The fire at Rondevlei in the False Bay Nature Reserve has been contained and the bird sanctuary remains open to the public.
The fire was reported at about 11am on Thursday December 22, on the western side of Rondevlei, near Lavender Hill, but with the westerly wind the fire burnt towards the southern shoreline where there are no structures, the City said.
The City of Cape Town’s Biodiversity reserve staff, with assistance from the City’s Fire Services, worked until midnight on Thursday to contain the fire in the southern portion of Rondevlei and by this morning it was under control with no lives or structures in danger.

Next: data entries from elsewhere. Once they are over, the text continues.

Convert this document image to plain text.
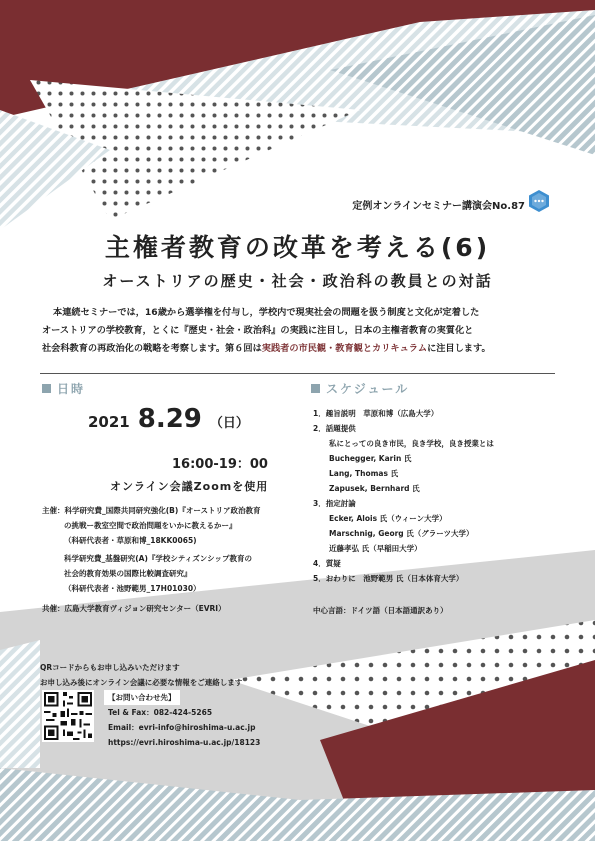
定例オンラインセミナー講演会No.87
主権者教育の改革を考える(6)
オーストリアの歴史・社会・政治科の教員との対話
本連続セミナーでは，16歳から選挙権を付与し，学校内で現実社会の問題を扱う制度と文化が定着した
オーストリアの学校教育，とくに『歴史・社会・政治科』の実践に注目し，日本の主権者教育の実質化と
社会科教育の再政治化の戦略を考察します。第６回は実践者の市民観・教育観とカリキュラムに注目します。
日時
2021 8.29 （日）
16:00-19：00
オンライン会議Zoomを使用
主催：科学研究費_国際共同研究強化(B)『オーストリア政治教育
の挑戦ー教室空間で政治問題をいかに教えるかー』
（科研代表者・草原和博_18KK0065)
科学研究費_基盤研究(A)『学校シティズンシップ教育の
社会的教育効果の国際比較調査研究』
（科研代表者・池野範男_17H01030）
共催：広島大学教育ヴィジョン研究センター（EVRI）
スケジュール
1．趣旨説明　草原和博（広島大学）
2．話題提供
私にとっての良き市民，良き学校，良き授業とは
Buchegger, Karin 氏
Lang, Thomas 氏
Zapusek, Bernhard 氏
3．指定討論
Ecker, Alois 氏（ウィーン大学）
Marschnig, Georg 氏（グラーツ大学）
近藤孝弘 氏（早稲田大学）
4．質疑
5．おわりに　池野範男 氏（日本体育大学）
中心言語：ドイツ語（日本語通訳あり）
QRコードからもお申し込みいただけます
お申し込み後にオンライン会議に必要な情報をご連絡します
【お問い合わせ先】
Tel & Fax：082-424-5265
Email：evri-info@hiroshima-u.ac.jp
https://evri.hiroshima-u.ac.jp/18123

“Our reserve staff and the City’s fire fighters were doing their best to contain the fire, they were out there until about midnight and went back this morning to conclude the mopping up operations,” said the City’s acting Mayor and mayoral committee member for spatial planning and environment, Eddie Andrews.
“We suspect arson as there were a number of ignition points. Thankfully, no lives or structures were in danger, and the hippos were also not affected.
“Unfortunately, the fire did burn through endemic Cape Flats Gonnabos that is only found in Rondevlei and Pelican Park. It should recover though, as Gonnabos’s growth is fire-driven.”
The Rondevlei section of the False Bay Nature Reserve was established in 1952 as a bird sanctuary. It is home to 237 bird species, a variety of small mammals and reptiles and its famous hippos with about 278 species of indigenous plants, 17 of which are endangered or rare.
Rondevlei is a popular conservation area with numerous facilities, including a waterside trail along the shoreline with six bird hides and two large wooden observation towers, a network of footpaths, and picnic spots. It is also home to the Leonard Gill field museum, and an environmental education centre with a lecture theatre and resource centre. The reserve has a venue available which includes conference facilities, and secluded overnight accommodation for school groups.